Now we, his followers, must come to our own assessment of the movement, and summarize his American achievement. In a very few sentences: Swami Vivekananda took his Master’s message to a foreign world; there he learned the language of that world; then gave the universal message for the Age in that language of education, science, research and experiment. Moreover, he demonstrated, in himself, a new kind of person to the American people: the universal man, so to say, the man for all ages, all nations, all faiths — a new breed. He spoke of “the new American,” who would accept all from the past and be open to all of the future. Do you know what he said? He said, “I must touch the brain of America and stir it up if I can.” He did.

His was a universal message, his Vedanta. “Do you think people in this country would be much attracted if I talked about Hinduism?” he asked his brother monks in India. “The very name of narrowness in ideas will scare them away! The real thing is the religion taught by Sri Ramakrishna, let the Hindus call it Hinduism, let others call it whatever they like.” “I do not want to convert you to a new belief,” he told us; “I want you to keep your own belief; I want to make the Methodist a better Methodist, the Muslim a better Muslim, the Hindu a better Hindu.” “I do not say to the West, ‘take up our method.’ My message in life is to ask East and West not to quarrel over different ideals, but to show them that the goal is the same.”

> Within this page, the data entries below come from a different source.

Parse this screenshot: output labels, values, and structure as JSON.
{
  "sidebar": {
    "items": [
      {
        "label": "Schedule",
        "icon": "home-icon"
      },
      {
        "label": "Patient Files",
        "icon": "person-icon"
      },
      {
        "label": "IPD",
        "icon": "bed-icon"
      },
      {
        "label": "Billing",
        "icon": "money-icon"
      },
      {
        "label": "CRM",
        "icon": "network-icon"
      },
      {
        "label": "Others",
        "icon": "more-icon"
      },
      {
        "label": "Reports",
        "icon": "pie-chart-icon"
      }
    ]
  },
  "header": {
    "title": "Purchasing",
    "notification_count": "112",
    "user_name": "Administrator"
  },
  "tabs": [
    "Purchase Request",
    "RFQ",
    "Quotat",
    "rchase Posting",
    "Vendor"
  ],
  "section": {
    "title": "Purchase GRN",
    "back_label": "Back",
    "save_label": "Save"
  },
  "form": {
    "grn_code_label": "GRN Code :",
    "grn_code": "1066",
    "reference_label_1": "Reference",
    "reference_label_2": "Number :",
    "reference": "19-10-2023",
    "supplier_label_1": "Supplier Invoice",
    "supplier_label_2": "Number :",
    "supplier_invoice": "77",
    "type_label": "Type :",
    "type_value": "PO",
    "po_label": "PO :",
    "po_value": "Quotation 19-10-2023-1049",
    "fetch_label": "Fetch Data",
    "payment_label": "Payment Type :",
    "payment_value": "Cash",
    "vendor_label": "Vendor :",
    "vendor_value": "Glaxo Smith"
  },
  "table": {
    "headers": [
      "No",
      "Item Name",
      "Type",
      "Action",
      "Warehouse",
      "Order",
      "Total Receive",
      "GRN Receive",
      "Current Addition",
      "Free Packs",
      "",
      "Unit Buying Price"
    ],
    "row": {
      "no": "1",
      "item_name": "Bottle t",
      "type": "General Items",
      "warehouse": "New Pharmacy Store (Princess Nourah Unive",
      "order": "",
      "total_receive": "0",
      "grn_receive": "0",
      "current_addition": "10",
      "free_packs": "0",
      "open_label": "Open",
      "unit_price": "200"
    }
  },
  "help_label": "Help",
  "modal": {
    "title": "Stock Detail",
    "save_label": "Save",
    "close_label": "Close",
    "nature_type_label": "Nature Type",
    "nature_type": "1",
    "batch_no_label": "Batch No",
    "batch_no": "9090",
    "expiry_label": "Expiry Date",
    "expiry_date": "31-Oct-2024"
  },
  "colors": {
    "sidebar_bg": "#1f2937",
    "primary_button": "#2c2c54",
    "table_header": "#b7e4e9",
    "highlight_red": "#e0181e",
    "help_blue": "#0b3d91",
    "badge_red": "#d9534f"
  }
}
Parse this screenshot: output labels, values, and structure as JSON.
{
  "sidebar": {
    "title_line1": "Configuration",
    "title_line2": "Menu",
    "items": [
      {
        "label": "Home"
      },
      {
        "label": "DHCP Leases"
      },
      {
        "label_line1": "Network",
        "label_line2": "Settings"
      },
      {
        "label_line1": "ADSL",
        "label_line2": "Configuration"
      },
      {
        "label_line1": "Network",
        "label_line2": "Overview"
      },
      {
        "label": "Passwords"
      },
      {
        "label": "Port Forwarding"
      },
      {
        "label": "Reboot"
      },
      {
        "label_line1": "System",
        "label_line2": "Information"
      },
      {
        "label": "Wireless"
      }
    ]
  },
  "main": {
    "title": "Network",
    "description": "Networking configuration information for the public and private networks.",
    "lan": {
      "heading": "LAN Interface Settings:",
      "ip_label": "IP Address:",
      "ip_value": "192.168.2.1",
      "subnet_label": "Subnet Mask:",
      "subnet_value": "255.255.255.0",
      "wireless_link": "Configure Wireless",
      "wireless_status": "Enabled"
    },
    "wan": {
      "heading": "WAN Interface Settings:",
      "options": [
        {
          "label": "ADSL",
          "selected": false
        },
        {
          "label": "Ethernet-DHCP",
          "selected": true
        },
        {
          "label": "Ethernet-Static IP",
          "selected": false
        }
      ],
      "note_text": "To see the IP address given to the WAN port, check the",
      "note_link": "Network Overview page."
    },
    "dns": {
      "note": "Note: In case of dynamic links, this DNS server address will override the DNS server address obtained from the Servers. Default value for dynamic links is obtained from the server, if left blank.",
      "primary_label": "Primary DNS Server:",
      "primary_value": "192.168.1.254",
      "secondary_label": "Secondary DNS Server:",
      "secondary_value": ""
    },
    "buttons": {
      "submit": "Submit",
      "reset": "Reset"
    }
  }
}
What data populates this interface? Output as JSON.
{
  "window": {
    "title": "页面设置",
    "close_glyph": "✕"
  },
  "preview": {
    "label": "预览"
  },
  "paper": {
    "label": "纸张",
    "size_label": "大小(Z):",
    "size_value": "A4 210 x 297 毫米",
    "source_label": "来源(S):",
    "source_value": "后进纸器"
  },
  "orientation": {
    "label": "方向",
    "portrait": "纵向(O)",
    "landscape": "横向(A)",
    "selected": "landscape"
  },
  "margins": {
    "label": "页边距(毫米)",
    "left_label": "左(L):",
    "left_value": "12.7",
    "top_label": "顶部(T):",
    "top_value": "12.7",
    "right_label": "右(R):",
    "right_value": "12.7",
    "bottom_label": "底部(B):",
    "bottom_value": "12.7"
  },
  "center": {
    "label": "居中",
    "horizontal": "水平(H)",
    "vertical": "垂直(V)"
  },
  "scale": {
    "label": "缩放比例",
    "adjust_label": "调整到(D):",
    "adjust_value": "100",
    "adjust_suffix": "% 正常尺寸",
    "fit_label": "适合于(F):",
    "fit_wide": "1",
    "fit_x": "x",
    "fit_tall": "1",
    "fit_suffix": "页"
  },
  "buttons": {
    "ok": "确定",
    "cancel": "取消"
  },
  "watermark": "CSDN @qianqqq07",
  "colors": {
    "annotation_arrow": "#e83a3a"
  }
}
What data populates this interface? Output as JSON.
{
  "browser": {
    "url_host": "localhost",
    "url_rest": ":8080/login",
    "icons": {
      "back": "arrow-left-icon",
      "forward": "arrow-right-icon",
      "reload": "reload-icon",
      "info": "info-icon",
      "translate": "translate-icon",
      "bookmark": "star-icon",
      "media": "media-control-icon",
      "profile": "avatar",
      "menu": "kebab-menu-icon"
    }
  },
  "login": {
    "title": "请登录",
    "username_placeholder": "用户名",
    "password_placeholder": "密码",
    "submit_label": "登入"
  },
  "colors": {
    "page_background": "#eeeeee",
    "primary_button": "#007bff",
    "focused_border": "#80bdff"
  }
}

Finally, he told his brother-disciples that Indian spirituality must conquer the West, and he sowed the seeds of that conquest. He told those whom he had sent here to carry on the work begun, “If you live for some time in places where I have sowed the seeds of our Master’s ideals and develop those into plants, you will be doing a much greater work than I did.” When the United States celebrated its Bicentennial in 1976, The Smithsonian Institution in Washington, D.C. published a book titled Abroad in America, writing up twenty-seven “visitors” to this country (who did not remain here) who had most influenced the culture. One, recognized at last, was Swami Vivekananda.